Vor bilateralen Verhandlungen mit Moskau an diesem Montag in Genf hat die US-Seite Erwartungen gedämpft und vor russischer Desinformation gewarnt.
Bei dem Treffen von Unterhändlern aus Moskau und Washington sollen der russische Truppenaufmarsch an der Grenze zur Ukraine, aber auch die von Russland geforderten Sicherheitsgarantien der Nato behandelt werden. Foto: epa Sergei Ilnitsky/EPA/dpa
Bei dem Treffen von Unterhändlern aus Moskau und Washington sollen der russische Truppenaufmarsch an der Grenze zur Ukraine, aber auch die von Russland geforderten Sicherheitsgarantien der Nato behandelt werden. Foto: epa Sergei Ilnitsky/EPA/dpa - dpa-infocom GmbH

Das Wichtigste in Kürze

  • Die USA setzen keine grossen Hoffnungen in die Gespräche mit Russland.
  • Wichtigstes Gesprächs-Thema wird die Eskalation mit der Ukraine sein.

«Es wird keine festen Verpflichtungen geben in diesen Gesprächen, die ernsthaft und konkret sein werden, aber einen Sondierungscharakter haben», sagte ein US-Regierungsvertreter am Samstag in einer Telefonschalte mit Journalisten. Alle Themen würden danach in Washington geprüft und im Laufe der Woche mit Verbündeten besprochen.

Der Regierungsmitarbeiter sagte weiter, es würde ihn dennoch nicht überraschen, sollte die russische Seite Falschmeldungen über US-Zugeständnisse streuen, um «eine Spaltung unter den Verbündeten herbeizuführen». Zu dem Treffen kommt es vor dem Hintergrund der Ukraine-Krise.

Wendy
Vize-Aussenministerin Wendy Sherman. - GETTY IMAGES NORTH AMERICA/AFP

Der US-Regierungsvertreter sagte, die Delegationen würden vermutlich nach der Ankunft in Genf zu einem ersten Vorgespräch am Sonntagabend zusammenkommen. Die eigentlichen Gespräche zwischen den USA und Russland in der Schweizer Stadt fänden aber am Montag statt. Die US-Delegation wird von Vize-Aussenministerin Wendy Sherman geleitet.

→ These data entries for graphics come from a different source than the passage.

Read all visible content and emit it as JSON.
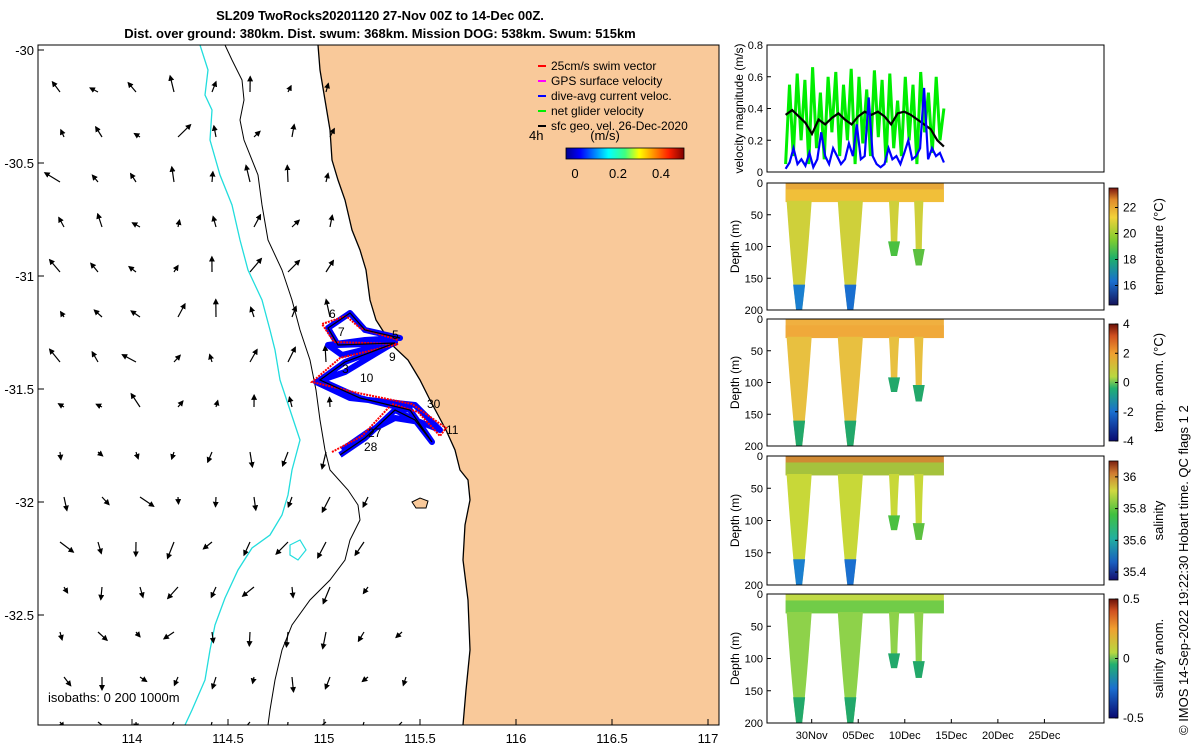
{
  "title_line1": "SL209 TwoRocks20201120 27-Nov 00Z to 14-Dec 00Z.",
  "title_line2": "Dist. over ground: 380km. Dist. swum: 368km. Mission DOG: 538km. Swum: 515km",
  "footer": "© IMOS 14-Sep-2022 19:22:30 Hobart time. QC flags 1  2",
  "map": {
    "isobaths_label": "isobaths: 0   200  1000m",
    "xticks": [
      "114",
      "114.5",
      "115",
      "115.5",
      "116",
      "116.5",
      "117"
    ],
    "yticks": [
      "-30",
      "-30.5",
      "-31",
      "-31.5",
      "-32",
      "-32.5"
    ],
    "legend": [
      {
        "label": "25cm/s swim vector",
        "color": "#ff0000"
      },
      {
        "label": "GPS surface velocity",
        "color": "#ff00ff"
      },
      {
        "label": "dive-avg current veloc.",
        "color": "#0000ff"
      },
      {
        "label": "net glider velocity",
        "color": "#00ee00"
      },
      {
        "label": "sfc geo. vel. 26-Dec-2020",
        "color": "#000000"
      }
    ],
    "legend_4h": "4h",
    "colorbar_title": "(m/s)",
    "colorbar_ticks": [
      "0",
      "0.2",
      "0.4"
    ],
    "day_labels": [
      "6",
      "7",
      "5",
      "9",
      "3",
      "10",
      "30",
      "11",
      "27",
      "28"
    ],
    "land_color": "#f9c99a",
    "isobath_color": "#22dddd"
  },
  "chart_data": [
    {
      "type": "line",
      "ylabel": "velocity magnitude (m/s)",
      "yticks": [
        "0",
        "0.2",
        "0.4",
        "0.6",
        "0.8"
      ],
      "ylim": [
        0,
        0.8
      ],
      "x_range": [
        "27-Nov",
        "14-Dec"
      ],
      "series": [
        {
          "color": "#00ee00",
          "values": [
            0.05,
            0.55,
            0.1,
            0.62,
            0.2,
            0.58,
            0.05,
            0.66,
            0.15,
            0.5,
            0.08,
            0.6,
            0.25,
            0.63,
            0.1,
            0.55,
            0.2,
            0.65,
            0.05,
            0.6,
            0.18,
            0.52,
            0.1,
            0.64,
            0.22,
            0.58,
            0.06,
            0.62,
            0.15,
            0.45,
            0.1,
            0.6,
            0.2,
            0.55,
            0.05,
            0.63,
            0.25,
            0.5,
            0.12,
            0.6,
            0.2,
            0.4
          ]
        },
        {
          "color": "#000000",
          "values": [
            0.36,
            0.39,
            0.35,
            0.31,
            0.24,
            0.33,
            0.3,
            0.34,
            0.37,
            0.33,
            0.3,
            0.35,
            0.38,
            0.36,
            0.38,
            0.35,
            0.3,
            0.37,
            0.38,
            0.36,
            0.33,
            0.3,
            0.27,
            0.2,
            0.16
          ]
        },
        {
          "color": "#0000ff",
          "values": [
            0.02,
            0.06,
            0.15,
            0.05,
            0.08,
            0.04,
            0.12,
            0.03,
            0.08,
            0.25,
            0.1,
            0.05,
            0.15,
            0.1,
            0.05,
            0.08,
            0.18,
            0.1,
            0.3,
            0.08,
            0.1,
            0.47,
            0.1,
            0.05,
            0.03,
            0.05,
            0.15,
            0.08,
            0.1,
            0.05,
            0.12,
            0.2,
            0.08,
            0.1,
            0.15,
            0.53,
            0.08,
            0.15,
            0.1,
            0.12,
            0.06
          ]
        }
      ]
    },
    {
      "type": "heatmap",
      "ylabel": "Depth (m)",
      "clabel": "temperature (°C)",
      "cticks": [
        "16",
        "18",
        "20",
        "22"
      ],
      "clim": [
        14.5,
        23.5
      ],
      "ylim": [
        0,
        200
      ],
      "yticks": [
        "0",
        "50",
        "100",
        "150",
        "200"
      ]
    },
    {
      "type": "heatmap",
      "ylabel": "Depth (m)",
      "clabel": "temp. anom. (°C)",
      "cticks": [
        "-4",
        "-2",
        "0",
        "2",
        "4"
      ],
      "clim": [
        -4,
        4
      ],
      "ylim": [
        0,
        200
      ],
      "yticks": [
        "0",
        "50",
        "100",
        "150",
        "200"
      ]
    },
    {
      "type": "heatmap",
      "ylabel": "Depth (m)",
      "clabel": "salinity",
      "cticks": [
        "35.4",
        "35.6",
        "35.8",
        "36"
      ],
      "clim": [
        35.35,
        36.1
      ],
      "ylim": [
        0,
        200
      ],
      "yticks": [
        "0",
        "50",
        "100",
        "150",
        "200"
      ]
    },
    {
      "type": "heatmap",
      "ylabel": "Depth (m)",
      "clabel": "salinity anom.",
      "cticks": [
        "-0.5",
        "0",
        "0.5"
      ],
      "clim": [
        -0.5,
        0.5
      ],
      "ylim": [
        0,
        200
      ],
      "yticks": [
        "0",
        "50",
        "100",
        "150",
        "200"
      ],
      "xticks": [
        "30Nov",
        "05Dec",
        "10Dec",
        "15Dec",
        "20Dec",
        "25Dec"
      ]
    }
  ]
}
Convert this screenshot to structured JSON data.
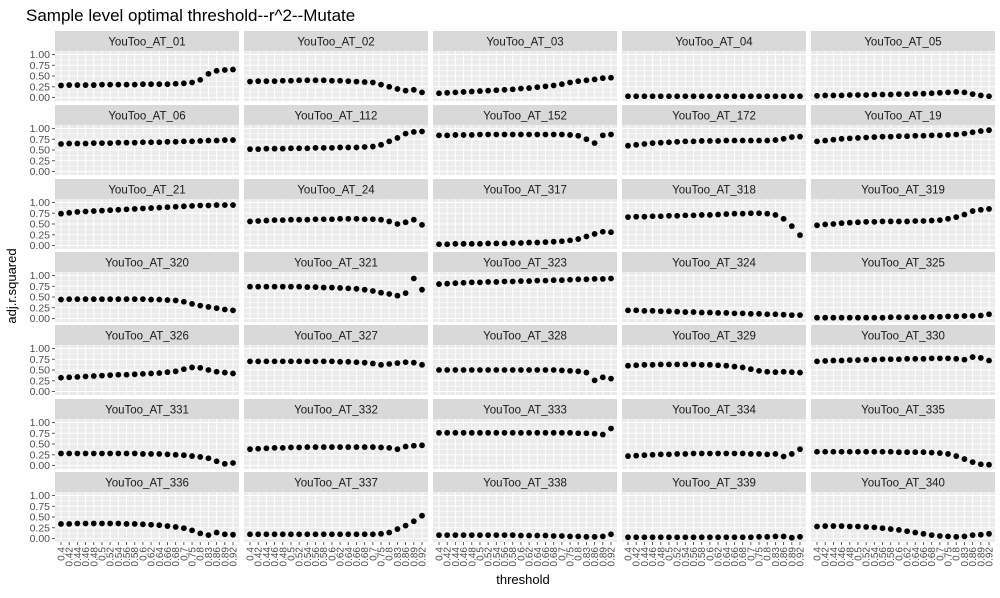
{
  "chart_data": {
    "type": "scatter",
    "title": "Sample level optimal threshold--r^2--Mutate",
    "xlabel": "threshold",
    "ylabel": "adj.r.squared",
    "ylim": [
      -0.08,
      1.08
    ],
    "y_ticks": [
      "0.00",
      "0.25",
      "0.50",
      "0.75",
      "1.00"
    ],
    "x_ticks": [
      "0.4",
      "0.42",
      "0.44",
      "0.46",
      "0.48",
      "0.5",
      "0.52",
      "0.54",
      "0.56",
      "0.58",
      "0.6",
      "0.62",
      "0.64",
      "0.66",
      "0.68",
      "0.7",
      "0.75",
      "0.8",
      "0.83",
      "0.86",
      "0.89",
      "0.92"
    ],
    "facets": [
      {
        "name": "YouToo_AT_01",
        "values": [
          0.28,
          0.29,
          0.29,
          0.29,
          0.29,
          0.3,
          0.3,
          0.3,
          0.3,
          0.3,
          0.31,
          0.31,
          0.31,
          0.31,
          0.32,
          0.33,
          0.35,
          0.41,
          0.55,
          0.62,
          0.64,
          0.65
        ]
      },
      {
        "name": "YouToo_AT_02",
        "values": [
          0.37,
          0.38,
          0.38,
          0.38,
          0.39,
          0.39,
          0.4,
          0.4,
          0.4,
          0.4,
          0.39,
          0.39,
          0.38,
          0.37,
          0.36,
          0.35,
          0.3,
          0.25,
          0.2,
          0.16,
          0.18,
          0.12
        ]
      },
      {
        "name": "YouToo_AT_03",
        "values": [
          0.1,
          0.11,
          0.12,
          0.13,
          0.14,
          0.15,
          0.16,
          0.17,
          0.18,
          0.19,
          0.21,
          0.22,
          0.24,
          0.26,
          0.28,
          0.31,
          0.35,
          0.38,
          0.4,
          0.42,
          0.45,
          0.46
        ]
      },
      {
        "name": "YouToo_AT_04",
        "values": [
          0.03,
          0.03,
          0.03,
          0.03,
          0.03,
          0.03,
          0.03,
          0.03,
          0.03,
          0.03,
          0.03,
          0.03,
          0.03,
          0.03,
          0.03,
          0.03,
          0.03,
          0.03,
          0.03,
          0.03,
          0.03,
          0.03
        ]
      },
      {
        "name": "YouToo_AT_05",
        "values": [
          0.04,
          0.05,
          0.05,
          0.05,
          0.06,
          0.06,
          0.06,
          0.07,
          0.07,
          0.07,
          0.08,
          0.08,
          0.09,
          0.09,
          0.1,
          0.11,
          0.12,
          0.13,
          0.12,
          0.08,
          0.05,
          0.03
        ]
      },
      {
        "name": "YouToo_AT_06",
        "values": [
          0.64,
          0.65,
          0.65,
          0.65,
          0.66,
          0.66,
          0.66,
          0.67,
          0.67,
          0.67,
          0.68,
          0.68,
          0.68,
          0.69,
          0.69,
          0.7,
          0.7,
          0.71,
          0.72,
          0.72,
          0.73,
          0.73
        ]
      },
      {
        "name": "YouToo_AT_112",
        "values": [
          0.52,
          0.52,
          0.53,
          0.53,
          0.53,
          0.54,
          0.54,
          0.54,
          0.55,
          0.55,
          0.55,
          0.56,
          0.56,
          0.56,
          0.57,
          0.58,
          0.62,
          0.7,
          0.78,
          0.88,
          0.92,
          0.93
        ]
      },
      {
        "name": "YouToo_AT_152",
        "values": [
          0.84,
          0.84,
          0.85,
          0.85,
          0.85,
          0.86,
          0.86,
          0.86,
          0.86,
          0.86,
          0.86,
          0.86,
          0.86,
          0.86,
          0.86,
          0.86,
          0.85,
          0.83,
          0.75,
          0.66,
          0.84,
          0.86
        ]
      },
      {
        "name": "YouToo_AT_172",
        "values": [
          0.6,
          0.62,
          0.64,
          0.66,
          0.67,
          0.68,
          0.69,
          0.7,
          0.7,
          0.71,
          0.71,
          0.71,
          0.72,
          0.72,
          0.72,
          0.72,
          0.72,
          0.72,
          0.73,
          0.76,
          0.8,
          0.81
        ]
      },
      {
        "name": "YouToo_AT_19",
        "values": [
          0.7,
          0.72,
          0.74,
          0.76,
          0.77,
          0.78,
          0.79,
          0.8,
          0.81,
          0.81,
          0.82,
          0.82,
          0.83,
          0.83,
          0.84,
          0.84,
          0.85,
          0.86,
          0.88,
          0.91,
          0.94,
          0.96
        ]
      },
      {
        "name": "YouToo_AT_21",
        "values": [
          0.74,
          0.76,
          0.78,
          0.79,
          0.8,
          0.81,
          0.82,
          0.83,
          0.84,
          0.85,
          0.86,
          0.87,
          0.88,
          0.89,
          0.9,
          0.91,
          0.92,
          0.93,
          0.93,
          0.94,
          0.94,
          0.94
        ]
      },
      {
        "name": "YouToo_AT_24",
        "values": [
          0.56,
          0.57,
          0.58,
          0.59,
          0.59,
          0.6,
          0.6,
          0.6,
          0.61,
          0.61,
          0.61,
          0.62,
          0.62,
          0.62,
          0.61,
          0.61,
          0.6,
          0.56,
          0.5,
          0.54,
          0.6,
          0.48
        ]
      },
      {
        "name": "YouToo_AT_317",
        "values": [
          0.03,
          0.03,
          0.04,
          0.04,
          0.04,
          0.04,
          0.05,
          0.05,
          0.05,
          0.06,
          0.06,
          0.07,
          0.07,
          0.08,
          0.09,
          0.1,
          0.12,
          0.15,
          0.21,
          0.27,
          0.32,
          0.31
        ]
      },
      {
        "name": "YouToo_AT_318",
        "values": [
          0.66,
          0.67,
          0.67,
          0.68,
          0.68,
          0.69,
          0.69,
          0.7,
          0.7,
          0.71,
          0.71,
          0.72,
          0.73,
          0.74,
          0.74,
          0.75,
          0.75,
          0.74,
          0.71,
          0.62,
          0.45,
          0.24
        ]
      },
      {
        "name": "YouToo_AT_319",
        "values": [
          0.47,
          0.49,
          0.5,
          0.52,
          0.53,
          0.54,
          0.55,
          0.55,
          0.56,
          0.56,
          0.56,
          0.56,
          0.57,
          0.57,
          0.58,
          0.59,
          0.62,
          0.66,
          0.72,
          0.8,
          0.83,
          0.85
        ]
      },
      {
        "name": "YouToo_AT_320",
        "values": [
          0.44,
          0.45,
          0.45,
          0.45,
          0.45,
          0.45,
          0.45,
          0.45,
          0.45,
          0.45,
          0.45,
          0.44,
          0.44,
          0.43,
          0.42,
          0.39,
          0.34,
          0.3,
          0.27,
          0.24,
          0.21,
          0.19
        ]
      },
      {
        "name": "YouToo_AT_321",
        "values": [
          0.74,
          0.74,
          0.74,
          0.74,
          0.74,
          0.74,
          0.74,
          0.73,
          0.73,
          0.72,
          0.72,
          0.71,
          0.7,
          0.69,
          0.67,
          0.64,
          0.6,
          0.57,
          0.53,
          0.59,
          0.93,
          0.67
        ]
      },
      {
        "name": "YouToo_AT_323",
        "values": [
          0.8,
          0.81,
          0.82,
          0.83,
          0.84,
          0.84,
          0.85,
          0.85,
          0.86,
          0.86,
          0.87,
          0.87,
          0.88,
          0.88,
          0.89,
          0.89,
          0.9,
          0.91,
          0.91,
          0.92,
          0.92,
          0.93
        ]
      },
      {
        "name": "YouToo_AT_324",
        "values": [
          0.19,
          0.19,
          0.18,
          0.18,
          0.17,
          0.17,
          0.16,
          0.15,
          0.15,
          0.14,
          0.14,
          0.13,
          0.13,
          0.12,
          0.12,
          0.11,
          0.11,
          0.1,
          0.1,
          0.09,
          0.08,
          0.08
        ]
      },
      {
        "name": "YouToo_AT_325",
        "values": [
          0.02,
          0.02,
          0.02,
          0.02,
          0.02,
          0.02,
          0.02,
          0.02,
          0.02,
          0.03,
          0.03,
          0.03,
          0.03,
          0.03,
          0.04,
          0.04,
          0.05,
          0.05,
          0.06,
          0.06,
          0.07,
          0.1
        ]
      },
      {
        "name": "YouToo_AT_326",
        "values": [
          0.32,
          0.33,
          0.34,
          0.35,
          0.36,
          0.37,
          0.38,
          0.39,
          0.39,
          0.4,
          0.41,
          0.42,
          0.43,
          0.45,
          0.47,
          0.52,
          0.56,
          0.55,
          0.5,
          0.46,
          0.44,
          0.42
        ]
      },
      {
        "name": "YouToo_AT_327",
        "values": [
          0.7,
          0.7,
          0.7,
          0.7,
          0.7,
          0.7,
          0.7,
          0.7,
          0.7,
          0.7,
          0.7,
          0.69,
          0.69,
          0.68,
          0.67,
          0.65,
          0.62,
          0.64,
          0.66,
          0.68,
          0.67,
          0.62
        ]
      },
      {
        "name": "YouToo_AT_328",
        "values": [
          0.5,
          0.5,
          0.5,
          0.5,
          0.5,
          0.5,
          0.5,
          0.5,
          0.5,
          0.5,
          0.5,
          0.5,
          0.5,
          0.5,
          0.5,
          0.49,
          0.48,
          0.47,
          0.44,
          0.26,
          0.33,
          0.3
        ]
      },
      {
        "name": "YouToo_AT_329",
        "values": [
          0.6,
          0.61,
          0.62,
          0.62,
          0.63,
          0.63,
          0.63,
          0.63,
          0.63,
          0.62,
          0.62,
          0.61,
          0.6,
          0.58,
          0.56,
          0.52,
          0.48,
          0.46,
          0.45,
          0.46,
          0.45,
          0.44
        ]
      },
      {
        "name": "YouToo_AT_330",
        "values": [
          0.7,
          0.71,
          0.72,
          0.72,
          0.73,
          0.73,
          0.74,
          0.74,
          0.75,
          0.75,
          0.75,
          0.76,
          0.76,
          0.76,
          0.77,
          0.77,
          0.77,
          0.76,
          0.74,
          0.8,
          0.78,
          0.72
        ]
      },
      {
        "name": "YouToo_AT_331",
        "values": [
          0.28,
          0.28,
          0.28,
          0.28,
          0.28,
          0.28,
          0.28,
          0.28,
          0.28,
          0.28,
          0.27,
          0.27,
          0.27,
          0.26,
          0.25,
          0.24,
          0.22,
          0.2,
          0.17,
          0.1,
          0.04,
          0.06
        ]
      },
      {
        "name": "YouToo_AT_332",
        "values": [
          0.38,
          0.39,
          0.4,
          0.41,
          0.41,
          0.42,
          0.42,
          0.43,
          0.43,
          0.43,
          0.43,
          0.43,
          0.43,
          0.43,
          0.43,
          0.43,
          0.42,
          0.41,
          0.38,
          0.44,
          0.46,
          0.47
        ]
      },
      {
        "name": "YouToo_AT_333",
        "values": [
          0.76,
          0.76,
          0.76,
          0.76,
          0.76,
          0.76,
          0.76,
          0.76,
          0.76,
          0.76,
          0.76,
          0.76,
          0.76,
          0.76,
          0.76,
          0.76,
          0.76,
          0.75,
          0.75,
          0.74,
          0.72,
          0.86
        ]
      },
      {
        "name": "YouToo_AT_334",
        "values": [
          0.22,
          0.23,
          0.24,
          0.25,
          0.26,
          0.26,
          0.27,
          0.27,
          0.28,
          0.28,
          0.28,
          0.28,
          0.28,
          0.28,
          0.28,
          0.27,
          0.27,
          0.26,
          0.27,
          0.21,
          0.27,
          0.38
        ]
      },
      {
        "name": "YouToo_AT_335",
        "values": [
          0.32,
          0.32,
          0.32,
          0.32,
          0.32,
          0.32,
          0.32,
          0.32,
          0.32,
          0.32,
          0.31,
          0.31,
          0.31,
          0.31,
          0.3,
          0.29,
          0.27,
          0.22,
          0.15,
          0.08,
          0.03,
          0.02
        ]
      },
      {
        "name": "YouToo_AT_336",
        "values": [
          0.34,
          0.34,
          0.35,
          0.35,
          0.35,
          0.35,
          0.35,
          0.35,
          0.34,
          0.34,
          0.33,
          0.32,
          0.31,
          0.29,
          0.27,
          0.24,
          0.19,
          0.12,
          0.08,
          0.14,
          0.1,
          0.09
        ]
      },
      {
        "name": "YouToo_AT_337",
        "values": [
          0.1,
          0.1,
          0.1,
          0.1,
          0.1,
          0.1,
          0.1,
          0.1,
          0.1,
          0.1,
          0.1,
          0.1,
          0.1,
          0.1,
          0.1,
          0.1,
          0.11,
          0.14,
          0.22,
          0.3,
          0.4,
          0.53
        ]
      },
      {
        "name": "YouToo_AT_338",
        "values": [
          0.08,
          0.08,
          0.08,
          0.08,
          0.08,
          0.08,
          0.08,
          0.08,
          0.08,
          0.08,
          0.07,
          0.07,
          0.07,
          0.07,
          0.06,
          0.06,
          0.05,
          0.05,
          0.04,
          0.04,
          0.05,
          0.1
        ]
      },
      {
        "name": "YouToo_AT_339",
        "values": [
          0.03,
          0.03,
          0.03,
          0.03,
          0.03,
          0.03,
          0.03,
          0.03,
          0.03,
          0.03,
          0.03,
          0.03,
          0.03,
          0.03,
          0.03,
          0.03,
          0.04,
          0.04,
          0.05,
          0.05,
          0.02,
          0.04
        ]
      },
      {
        "name": "YouToo_AT_340",
        "values": [
          0.28,
          0.29,
          0.29,
          0.29,
          0.28,
          0.28,
          0.27,
          0.26,
          0.24,
          0.22,
          0.2,
          0.17,
          0.14,
          0.11,
          0.08,
          0.06,
          0.05,
          0.04,
          0.05,
          0.08,
          0.09,
          0.11
        ]
      }
    ],
    "grid": true,
    "ncol": 5,
    "nrow": 7,
    "colors": {
      "panel_bg": "#ebebeb",
      "strip_bg": "#d9d9d9",
      "point": "#000000",
      "grid": "#ffffff",
      "axis_text": "#4d4d4d"
    }
  }
}
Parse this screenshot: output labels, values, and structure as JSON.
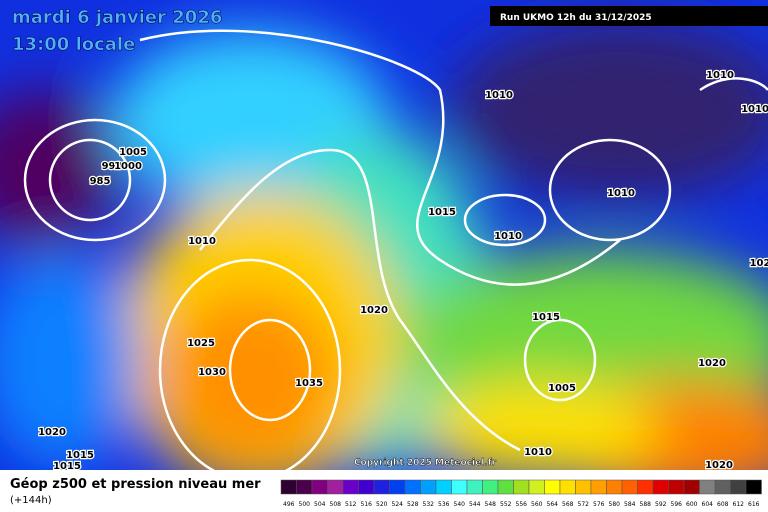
{
  "header": {
    "date": "mardi 6 janvier 2026",
    "time": "13:00 locale",
    "run": "Run UKMO 12h du 31/12/2025",
    "copyright": "Copyright 2025 Meteociel.fr"
  },
  "footer": {
    "title": "Géop z500 et pression niveau mer",
    "lead": "(+144h)"
  },
  "isobars": [
    "1005",
    "990",
    "985",
    "1000",
    "1010",
    "1025",
    "1030",
    "1035",
    "1020",
    "1020",
    "1015",
    "1015",
    "1010",
    "1015",
    "1010",
    "1015",
    "1005",
    "1010",
    "1020",
    "1020",
    "1010",
    "1010",
    "1010",
    "102"
  ],
  "colorbar": {
    "levels": [
      496,
      500,
      504,
      508,
      512,
      516,
      520,
      524,
      528,
      532,
      536,
      540,
      544,
      548,
      552,
      556,
      560,
      564,
      568,
      572,
      576,
      580,
      584,
      588,
      592,
      596,
      600,
      604,
      608,
      612,
      616
    ],
    "colors": [
      "#300030",
      "#4a004a",
      "#800080",
      "#a020a0",
      "#6a00c8",
      "#4000d0",
      "#2020e0",
      "#0040f0",
      "#0070ff",
      "#00a0ff",
      "#00d0ff",
      "#40ffff",
      "#40f0c0",
      "#40f080",
      "#60e040",
      "#a0e020",
      "#d0f020",
      "#ffff00",
      "#ffe000",
      "#ffc000",
      "#ffa000",
      "#ff8000",
      "#ff6000",
      "#ff3000",
      "#e00000",
      "#c00000",
      "#a00000",
      "#808080",
      "#606060",
      "#404040",
      "#000000"
    ]
  }
}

Sitzung des Nato-Russland-Rates folgt am 12. Januar

Am 12. Januar ist zudem eine Sitzung des Nato-Russland-Rates in Brüssel angesetzt - die erste seit zweieinhalb Jahren. Danach soll es am 13. Januar in Wien Gespräche im Rahmen der Organisation für Sicherheit und Zusammenarbeit in Europa (OSZE) geben.

Bündnisflagge vor dem Nato-Hauptquartier in Brüssel
Bündnisflagge vor dem Nato-Hauptquartier in Brüssel - AFP

Die USA werfen Russland seit Wochen einen Truppenaufbau in Gebieten an der Grenze zur Ukraine vor. Befürchtet wird, dass russische Soldaten in der Ex-Sowjetrepublik einmarschieren könnten. Russland bestreitet solche Pläne. Russland seinerseits wehrt sich gegen die Aufnahme weiterer osteuropäischer Länder in die Nato und verlangt eine Garantie, dass die Ukraine niemals Mitglied der Allianz wird.

Entscheidung über Nato-Beitritt liegt nicht bei Russland

Der US-Regierungsvertreter sagte, es sei nicht an Moskau, darüber zu entscheiden, mit welchen Ländern andere Staaten Bündnisse eingingen. «Im Zusammenhang mit der Nato bezeichnen wir das als offene Tür, und die wird weder Russland noch ein anderes Land zuschlagen.»

Denkbar seien bei den bilateralen Verhandlungen aber Fortschritte bei Themen wie Manövern oder der Stationierung offensiver Raketensysteme. Der Regierungsvertreter warnte Moskau erneut vor einer militärischen Eskalation in der Ukraine-Krise. Er sagte, ein solcher Schritt würde unter anderem finanzielle und wirtschaftliche Sanktionen sowie eine Aufrüstung der Ukraine durch die USA nach sich ziehen.